Student's "suicide" leads to tension

Tension escalated at the Osmania University and surrounding areas on Tuesday, after an engineering student hanged himself in his hostel room demanding the formation of a separate Telangana State.

March 09, 2010 01:44 pm | Updated November 17, 2021 05:54 am IST - HYDERABAD

Police lathicharging strudents after they attempted to take out a rally with the body of a B.Tech student, who committed suicide on the Osmania University premises in Hyderabad on Tuesday. Photo: Nagara Gopal

Police lathicharging strudents after they attempted to take out a rally with the body of a B.Tech student, who committed suicide on the Osmania University premises in Hyderabad on Tuesday. Photo: Nagara Gopal

A student of College of Technology on Osmania University campus ended his life on Tuesday rekindling pro-Telangana passions on the campus on Tuesday. Tension gripped the Gandhi hospital where autopsy was to be held, when the police caned students who tried to take out the body in a procession to the university.

Twenty-year-old Meegada Sai Kumar, in a suicide note purportedly written by him, stated that he was sacrificing his life for Telangana. “Without reposing the trust in politicians, the youth should achieve Telangana. Take out my funeral procession up to the Assembly,” the note said.

A second year student of Chemical Engineering branch, Kumar is from Kapugal village in Kodad mandal of Nalgonda. He told his roommate in the morning that he would not attend classes since he was going home for the Ugadi festival.

Doors of his room no. 108 were bolted from inside when his classmates returned. “We forcibly opened the doors and saw him hanging from the ceiling,” Amarender, his roommate, told reporters.

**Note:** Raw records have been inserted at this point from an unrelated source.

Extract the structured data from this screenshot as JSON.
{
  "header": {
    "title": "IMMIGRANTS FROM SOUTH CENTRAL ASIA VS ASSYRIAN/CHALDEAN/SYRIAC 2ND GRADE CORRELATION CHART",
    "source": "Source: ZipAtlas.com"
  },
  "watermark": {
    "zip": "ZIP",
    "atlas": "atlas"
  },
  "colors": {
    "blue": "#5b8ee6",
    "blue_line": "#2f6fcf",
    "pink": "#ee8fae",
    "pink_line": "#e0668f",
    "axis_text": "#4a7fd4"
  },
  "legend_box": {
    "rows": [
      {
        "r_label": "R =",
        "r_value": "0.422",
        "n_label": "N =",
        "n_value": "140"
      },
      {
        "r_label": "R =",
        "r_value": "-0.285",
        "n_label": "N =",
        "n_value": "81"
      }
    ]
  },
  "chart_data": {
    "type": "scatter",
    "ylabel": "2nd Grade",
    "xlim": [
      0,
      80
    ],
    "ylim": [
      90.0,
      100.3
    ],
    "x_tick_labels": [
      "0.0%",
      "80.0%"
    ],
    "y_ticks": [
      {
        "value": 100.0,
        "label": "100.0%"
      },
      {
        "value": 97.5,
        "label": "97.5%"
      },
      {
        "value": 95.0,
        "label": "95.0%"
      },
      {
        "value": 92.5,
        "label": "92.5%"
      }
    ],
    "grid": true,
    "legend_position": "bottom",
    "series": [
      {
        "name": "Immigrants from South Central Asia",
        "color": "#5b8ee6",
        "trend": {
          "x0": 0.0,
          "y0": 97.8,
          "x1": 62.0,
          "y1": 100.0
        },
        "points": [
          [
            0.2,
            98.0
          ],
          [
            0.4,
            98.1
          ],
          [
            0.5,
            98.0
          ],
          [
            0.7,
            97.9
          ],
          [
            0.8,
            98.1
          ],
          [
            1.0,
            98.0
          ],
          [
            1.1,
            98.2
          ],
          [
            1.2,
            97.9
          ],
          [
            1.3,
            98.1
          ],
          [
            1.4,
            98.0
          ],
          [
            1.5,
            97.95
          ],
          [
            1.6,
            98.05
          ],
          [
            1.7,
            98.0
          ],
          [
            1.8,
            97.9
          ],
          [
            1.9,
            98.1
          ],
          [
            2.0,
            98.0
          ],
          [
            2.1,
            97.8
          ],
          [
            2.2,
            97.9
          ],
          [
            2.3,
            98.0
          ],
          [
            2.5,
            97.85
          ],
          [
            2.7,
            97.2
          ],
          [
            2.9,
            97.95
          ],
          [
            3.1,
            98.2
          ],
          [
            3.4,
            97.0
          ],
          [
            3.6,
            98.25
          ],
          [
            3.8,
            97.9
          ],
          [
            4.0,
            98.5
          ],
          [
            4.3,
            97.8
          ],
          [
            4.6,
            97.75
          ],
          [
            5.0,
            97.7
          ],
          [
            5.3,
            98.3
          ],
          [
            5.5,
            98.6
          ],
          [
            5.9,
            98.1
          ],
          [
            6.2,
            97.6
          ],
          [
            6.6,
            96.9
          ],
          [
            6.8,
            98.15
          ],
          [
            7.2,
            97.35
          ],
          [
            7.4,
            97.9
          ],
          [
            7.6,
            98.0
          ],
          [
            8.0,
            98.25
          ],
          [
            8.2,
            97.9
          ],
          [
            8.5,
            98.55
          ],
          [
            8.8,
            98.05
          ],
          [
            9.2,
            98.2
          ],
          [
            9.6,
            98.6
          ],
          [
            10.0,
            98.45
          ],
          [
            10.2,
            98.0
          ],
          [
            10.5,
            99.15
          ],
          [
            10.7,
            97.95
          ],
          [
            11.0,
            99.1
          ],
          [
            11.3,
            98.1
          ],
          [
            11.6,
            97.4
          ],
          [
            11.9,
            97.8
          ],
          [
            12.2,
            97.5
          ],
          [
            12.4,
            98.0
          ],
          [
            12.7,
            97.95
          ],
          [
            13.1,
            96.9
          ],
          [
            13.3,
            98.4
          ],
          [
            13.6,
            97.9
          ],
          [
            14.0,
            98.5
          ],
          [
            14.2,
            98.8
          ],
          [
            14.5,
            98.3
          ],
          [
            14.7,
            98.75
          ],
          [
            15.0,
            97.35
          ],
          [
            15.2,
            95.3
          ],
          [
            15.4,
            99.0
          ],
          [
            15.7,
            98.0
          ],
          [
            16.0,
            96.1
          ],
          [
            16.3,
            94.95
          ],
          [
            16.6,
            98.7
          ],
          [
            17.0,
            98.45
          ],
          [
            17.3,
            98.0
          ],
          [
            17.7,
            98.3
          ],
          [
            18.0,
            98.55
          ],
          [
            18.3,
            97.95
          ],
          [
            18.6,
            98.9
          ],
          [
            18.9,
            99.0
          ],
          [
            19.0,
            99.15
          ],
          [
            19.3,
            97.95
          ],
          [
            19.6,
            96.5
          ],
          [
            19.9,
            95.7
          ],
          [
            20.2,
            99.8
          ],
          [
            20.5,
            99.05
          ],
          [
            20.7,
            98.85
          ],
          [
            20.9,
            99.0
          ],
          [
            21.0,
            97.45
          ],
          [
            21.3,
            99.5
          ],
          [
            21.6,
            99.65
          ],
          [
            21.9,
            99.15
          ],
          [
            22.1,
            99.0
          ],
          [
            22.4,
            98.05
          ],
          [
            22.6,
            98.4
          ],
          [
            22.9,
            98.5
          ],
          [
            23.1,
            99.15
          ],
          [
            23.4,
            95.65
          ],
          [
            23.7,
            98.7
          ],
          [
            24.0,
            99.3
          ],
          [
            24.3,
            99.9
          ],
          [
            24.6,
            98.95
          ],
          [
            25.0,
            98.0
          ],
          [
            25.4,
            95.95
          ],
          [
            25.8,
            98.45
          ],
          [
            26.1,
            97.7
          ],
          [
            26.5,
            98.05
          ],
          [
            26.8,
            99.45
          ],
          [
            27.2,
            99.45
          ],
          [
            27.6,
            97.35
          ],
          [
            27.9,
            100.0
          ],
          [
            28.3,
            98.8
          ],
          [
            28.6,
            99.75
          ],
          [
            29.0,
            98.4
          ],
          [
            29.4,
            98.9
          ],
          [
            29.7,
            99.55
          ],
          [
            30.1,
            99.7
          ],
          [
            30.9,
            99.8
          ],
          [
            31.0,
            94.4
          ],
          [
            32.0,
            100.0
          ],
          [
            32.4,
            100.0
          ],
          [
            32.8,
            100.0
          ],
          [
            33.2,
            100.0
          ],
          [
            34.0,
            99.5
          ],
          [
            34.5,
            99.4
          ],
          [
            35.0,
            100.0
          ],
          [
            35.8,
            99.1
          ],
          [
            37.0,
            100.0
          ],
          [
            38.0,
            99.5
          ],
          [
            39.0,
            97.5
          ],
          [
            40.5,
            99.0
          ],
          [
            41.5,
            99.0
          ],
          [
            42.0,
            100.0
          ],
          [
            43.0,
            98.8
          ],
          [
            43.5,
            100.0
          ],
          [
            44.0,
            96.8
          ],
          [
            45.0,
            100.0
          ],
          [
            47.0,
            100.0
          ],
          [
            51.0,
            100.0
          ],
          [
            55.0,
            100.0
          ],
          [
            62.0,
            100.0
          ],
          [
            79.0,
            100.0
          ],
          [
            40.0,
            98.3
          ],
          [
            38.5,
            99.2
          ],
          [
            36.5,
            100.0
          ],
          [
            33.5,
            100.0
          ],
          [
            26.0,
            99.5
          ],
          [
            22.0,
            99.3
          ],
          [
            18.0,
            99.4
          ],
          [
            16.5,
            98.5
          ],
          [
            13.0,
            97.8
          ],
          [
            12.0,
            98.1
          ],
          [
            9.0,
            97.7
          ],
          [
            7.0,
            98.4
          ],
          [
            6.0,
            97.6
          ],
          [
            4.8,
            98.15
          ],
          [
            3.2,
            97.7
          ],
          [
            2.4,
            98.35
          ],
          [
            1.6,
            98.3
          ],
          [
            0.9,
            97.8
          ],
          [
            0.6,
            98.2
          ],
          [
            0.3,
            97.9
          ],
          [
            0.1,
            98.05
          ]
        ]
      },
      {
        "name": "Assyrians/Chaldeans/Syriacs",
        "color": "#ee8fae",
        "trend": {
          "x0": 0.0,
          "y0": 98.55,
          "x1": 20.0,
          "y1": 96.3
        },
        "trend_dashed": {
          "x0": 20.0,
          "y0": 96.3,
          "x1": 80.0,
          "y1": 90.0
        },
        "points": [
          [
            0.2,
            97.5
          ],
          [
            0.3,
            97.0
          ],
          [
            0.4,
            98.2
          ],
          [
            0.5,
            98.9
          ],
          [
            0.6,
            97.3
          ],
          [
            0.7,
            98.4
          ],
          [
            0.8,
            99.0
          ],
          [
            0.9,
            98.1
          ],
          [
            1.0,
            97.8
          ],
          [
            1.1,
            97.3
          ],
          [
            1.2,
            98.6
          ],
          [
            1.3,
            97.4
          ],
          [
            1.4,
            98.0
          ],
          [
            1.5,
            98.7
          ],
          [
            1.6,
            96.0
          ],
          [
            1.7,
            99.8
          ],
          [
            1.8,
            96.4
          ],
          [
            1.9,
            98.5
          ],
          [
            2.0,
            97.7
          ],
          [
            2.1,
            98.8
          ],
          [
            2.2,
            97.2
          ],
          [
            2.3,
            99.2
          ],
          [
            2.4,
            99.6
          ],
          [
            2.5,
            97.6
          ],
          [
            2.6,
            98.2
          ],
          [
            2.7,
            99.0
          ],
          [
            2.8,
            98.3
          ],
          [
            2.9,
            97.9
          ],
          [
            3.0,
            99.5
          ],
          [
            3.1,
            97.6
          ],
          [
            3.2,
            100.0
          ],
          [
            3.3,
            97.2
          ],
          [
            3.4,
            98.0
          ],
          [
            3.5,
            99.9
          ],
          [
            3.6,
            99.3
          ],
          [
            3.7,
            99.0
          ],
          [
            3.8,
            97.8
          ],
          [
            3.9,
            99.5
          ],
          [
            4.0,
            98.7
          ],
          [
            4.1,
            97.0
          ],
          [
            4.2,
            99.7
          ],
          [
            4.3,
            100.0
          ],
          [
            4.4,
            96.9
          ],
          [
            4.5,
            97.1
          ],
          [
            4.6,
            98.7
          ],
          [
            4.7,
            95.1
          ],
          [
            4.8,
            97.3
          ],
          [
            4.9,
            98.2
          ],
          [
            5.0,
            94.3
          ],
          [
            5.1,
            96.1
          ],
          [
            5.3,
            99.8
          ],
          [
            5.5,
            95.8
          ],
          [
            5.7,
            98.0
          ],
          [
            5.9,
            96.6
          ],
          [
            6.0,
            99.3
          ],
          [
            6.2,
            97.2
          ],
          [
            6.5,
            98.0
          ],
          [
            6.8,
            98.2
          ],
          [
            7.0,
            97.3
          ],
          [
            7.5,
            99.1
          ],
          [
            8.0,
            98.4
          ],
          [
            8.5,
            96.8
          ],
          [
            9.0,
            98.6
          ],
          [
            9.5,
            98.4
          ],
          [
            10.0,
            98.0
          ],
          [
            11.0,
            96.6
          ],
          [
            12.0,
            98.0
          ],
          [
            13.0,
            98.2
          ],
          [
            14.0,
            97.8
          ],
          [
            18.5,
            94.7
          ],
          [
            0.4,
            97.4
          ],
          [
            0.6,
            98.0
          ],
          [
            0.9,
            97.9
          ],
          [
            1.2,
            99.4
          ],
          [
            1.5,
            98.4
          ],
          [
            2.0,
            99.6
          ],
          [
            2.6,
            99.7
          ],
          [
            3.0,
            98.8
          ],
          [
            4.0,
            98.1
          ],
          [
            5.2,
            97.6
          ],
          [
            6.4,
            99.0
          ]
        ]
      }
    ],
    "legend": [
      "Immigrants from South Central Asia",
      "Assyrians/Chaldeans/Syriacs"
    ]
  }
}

They rushed him to the Gandhi hospital believing he was still alive. But the doctors pronounced him dead on arrival. As the news spread, emotionally charged students began to assemble in large numbers at his hostel and Arts College. Anticipating trouble, police rushed additional forces, including contingents of para-military units, to the campus sealing the Tarnaka and NCC gate entry points.

They did not allow students to come out of the campus, but the latter managed to reach the hospital through other routes. Tension escalated as students did not allow shifting of the body to the morgue for post-mortem.

The students argued that they should be allowed to take the body to Gun Park in Secunderabad and then to the campus. Even as police officers were holding discussions with some student leaders, a group attempted to take the body to the main road. Police had to use force to disperse them.